Die Zahl der Sekten (56 Nummern zählt de Groots Liste) war nicht gering und ihre Anhängerschaft groß, insbesondere in Honan, aber auch in andern Provinzen, ständisch besonders oft unter der Dienerschaft der Mandarinen und der Reistributflotte. Der Umstand, daß der orthodoxe (tsching) Konfuzianismus jede Heterodoxie (i tuan) als Versuch der Rebellion behandelte – wie ein Kirchenstaat eben verfährt – hat die meisten von ihnen recht oft dazu getrieben, zur Gewalt zu greifen. Recht viele sind über ein halbes Jahrtausend alt, manche noch älter, trotz aller Verfolgungen.

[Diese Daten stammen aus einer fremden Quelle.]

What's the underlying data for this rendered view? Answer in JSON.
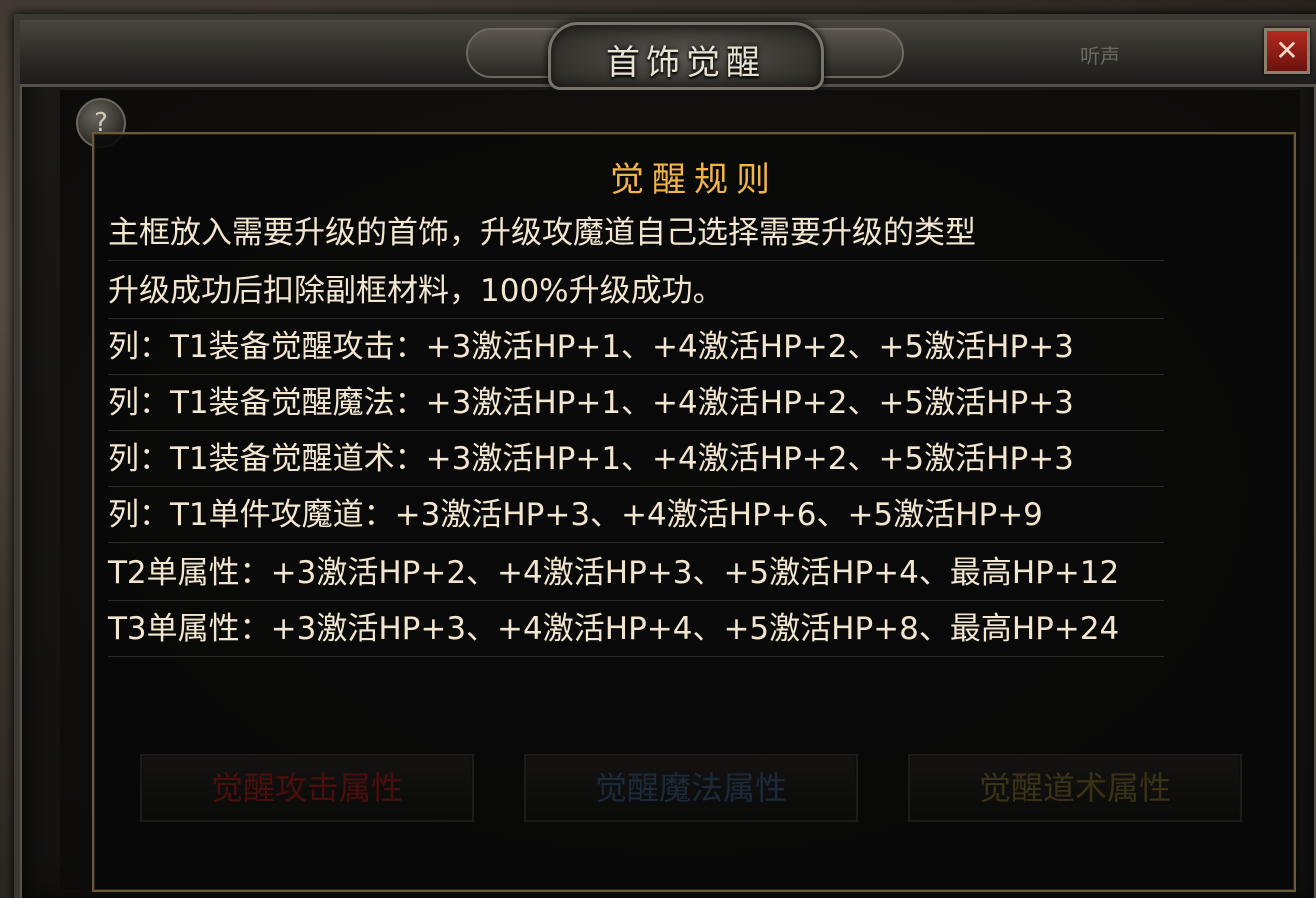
{
  "window": {
    "title": "首饰觉醒",
    "close_label": "✕",
    "help_label": "?",
    "listen_text": "听声"
  },
  "rules": {
    "title": "觉醒规则",
    "lines": [
      "主框放入需要升级的首饰，升级攻魔道自己选择需要升级的类型",
      "升级成功后扣除副框材料，100%升级成功。",
      "列：T1装备觉醒攻击：+3激活HP+1、+4激活HP+2、+5激活HP+3",
      "列：T1装备觉醒魔法：+3激活HP+1、+4激活HP+2、+5激活HP+3",
      "列：T1装备觉醒道术：+3激活HP+1、+4激活HP+2、+5激活HP+3",
      "列：T1单件攻魔道：+3激活HP+3、+4激活HP+6、+5激活HP+9",
      "T2单属性：+3激活HP+2、+4激活HP+3、+5激活HP+4、最高HP+12",
      "T3单属性：+3激活HP+3、+4激活HP+4、+5激活HP+8、最高HP+24"
    ]
  },
  "buttons": {
    "attack": "觉醒攻击属性",
    "magic": "觉醒魔法属性",
    "tao": "觉醒道术属性"
  },
  "colors": {
    "title": "#f0b44a",
    "rule_text": "#f2e6cf",
    "close": "#b32a1e"
  }
}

Daß nicht etwa eine unüberwindliche »natürliche Anlage« es war, welche die Chinesen gehindert hat, Religionsformen von der Eigenart des Okzidents zu produzieren, bewies gerade in der neuesten Zeit der imponierende Erfolg der magiefeindlichen und bilderstürmerischen Prophetie Hang-siu-tschuan's, des Tien Wang (»Himmlischen Königs«) des Taiping[379]-tien-kwo (»Himmlischen Reichs des allgemeinen Friedens«, 1850-64), der weitaus mächtigsten und dabei durchaus hierokratischen politisch-ethischen Rebellion gegen die konfuzianische Verwaltung und Ethik, welche, soviel bekannt, China überhaupt erlebt hat[380]. Der angeblich[381] einer verbauerten adligen Sippe angehörige Stifter, ein schwer epileptischer[382] Ekstatiker, war, wie die byzantinischen Bilderstürmer vom Islam, so seinerseits zu seiner radikal allen Geisterglauben und alle Magie und Idolatrie puritanisch verwerfenden, halb mystisch-ekstatischen, halb asketischen Ethik vielleicht mit durch Einfluß protestantischer Missionen und der Bibel angeregt, in seiner Bildung jedoch konfuzianisch geschult (im Staatsexamen durchgefallen) taoistisch beeinflußt. Zu den kanonischen Büchern der von ihm mit Unterstützung seiner Sippe gestifteten Sekte gehörte die Genesis und das Neue Testament, zu ihren Gebräuchen und Symbolen ein der Taufe nachgeahmtes Wasserbad und statt des Abendmahls – infolge der Alkoholabstinenz – eine Art von Thee-Eucharistie, das modifizierte Vaterunser und der ebenfalls charakteristisch modifizierte Dekalog; daneben aber zitierte er das Schi King und andere klassische Werke in etwas krauser Auswahl der für seine Zwecke geeigneten Stellen, dabei natürlich, wie alle Reformer, vor allem zurückgreifend auf Aussprüche und Ordnungen des Kaiser des legendären Urzeitalters.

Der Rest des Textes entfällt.